Cell Viability Assay
MCF10A and SUM149 cells were plated at a density of 3×103 cells/well in 96 well plates. The next day, the cells were treated with increasing concentrations of curcumin (0-20 μM) or piperine (0-200 μM) or both or the DMSO control (0.1%) in 6 replicates for each dose or combination, and the cells were incubated for 72 hours. A MTT assay (American Type Culture Collection (ATCC)) was performed per the manufacturer’s instructions. The absorbance of the colored solution was measured using the plate reader (Synergy multimodal reader) at 570 nm wavelength.
Stability of Curcumin ± Piperine in Complete media and PBS
To determine the type of solvent that would be used in the uptake experiments, we pipetted curcumin into complete media (containing 5% FBS), MammoCult media, or PBS to reach a concentration of 15 μM (the highest curcumin concentration used in the uptake experiments), and the solutions were vortexed well. The solutions were incubated and protected from light at 37 °C (to mimic the cellular incubation conditions) for 0, 0.08, 0.16, 1, 4, and 8 hours. At each time point, the solutions were vortexed; curcumin and its degradation products were extracted and analyzed by the LC-MS system.

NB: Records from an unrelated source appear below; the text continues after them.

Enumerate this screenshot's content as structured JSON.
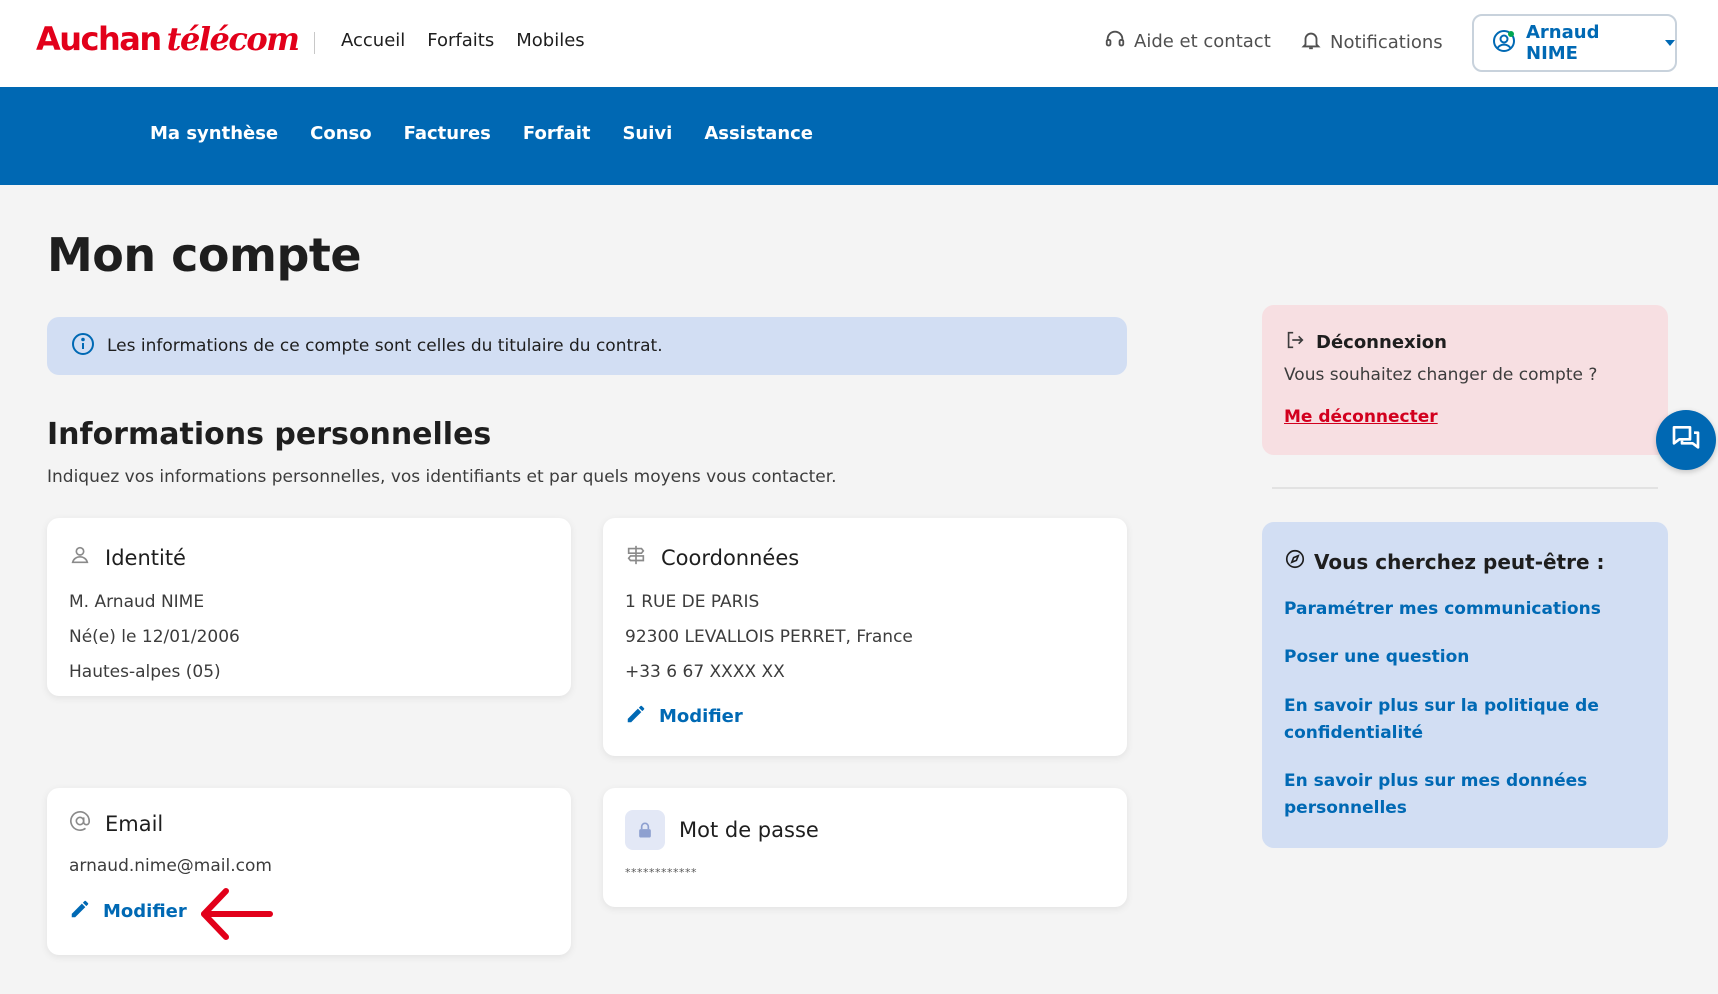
{
  "header": {
    "logo_brand": "Auchan",
    "logo_sub": "télécom",
    "nav": [
      "Accueil",
      "Forfaits",
      "Mobiles"
    ],
    "help_label": "Aide et contact",
    "notifications_label": "Notifications",
    "account_label": "Arnaud NIME"
  },
  "subnav": [
    "Ma synthèse",
    "Conso",
    "Factures",
    "Forfait",
    "Suivi",
    "Assistance"
  ],
  "main": {
    "title": "Mon compte",
    "info_banner": "Les informations de ce compte sont celles du titulaire du contrat.",
    "section_title": "Informations personnelles",
    "section_sub": "Indiquez vos informations personnelles, vos identifiants et par quels moyens vous contacter.",
    "identite": {
      "title": "Identité",
      "lines": [
        "M. Arnaud NIME",
        "Né(e) le 12/01/2006",
        "Hautes-alpes (05)"
      ]
    },
    "coordonnees": {
      "title": "Coordonnées",
      "lines": [
        "1 RUE DE PARIS",
        "92300 LEVALLOIS PERRET, France",
        "+33 6 67 XXXX XX"
      ],
      "modify_label": "Modifier"
    },
    "email": {
      "title": "Email",
      "value": "arnaud.nime@mail.com",
      "modify_label": "Modifier"
    },
    "mot_de_passe": {
      "title": "Mot de passe",
      "value": "************"
    }
  },
  "sidebar": {
    "logout": {
      "title": "Déconnexion",
      "question": "Vous souhaitez changer de compte ?",
      "link": "Me déconnecter"
    },
    "suggestions": {
      "title": "Vous cherchez peut-être :",
      "links": [
        "Paramétrer mes communications",
        "Poser une question",
        "En savoir plus sur la politique de confidentialité",
        "En savoir plus sur mes données personnelles"
      ]
    }
  },
  "colors": {
    "brand_red": "#e2001a",
    "brand_blue": "#0068b3",
    "link_blue": "#0069b4",
    "info_bg": "#d2def3",
    "logout_bg": "#f7dfe2",
    "annotation_arrow": "#e2001a"
  }
}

To determine the effect of piperine on curcumin stability, solutions of 15 μM curcumin ± 10 μM piperine were prepared in PBS and incubated at 37°C protected from light for 0, 5, 10, and 60 minutes. At each time point, the solutions were vortexed; curcumin was extracted from each solution and quantified by LC-MS. The experiment was repeated three times.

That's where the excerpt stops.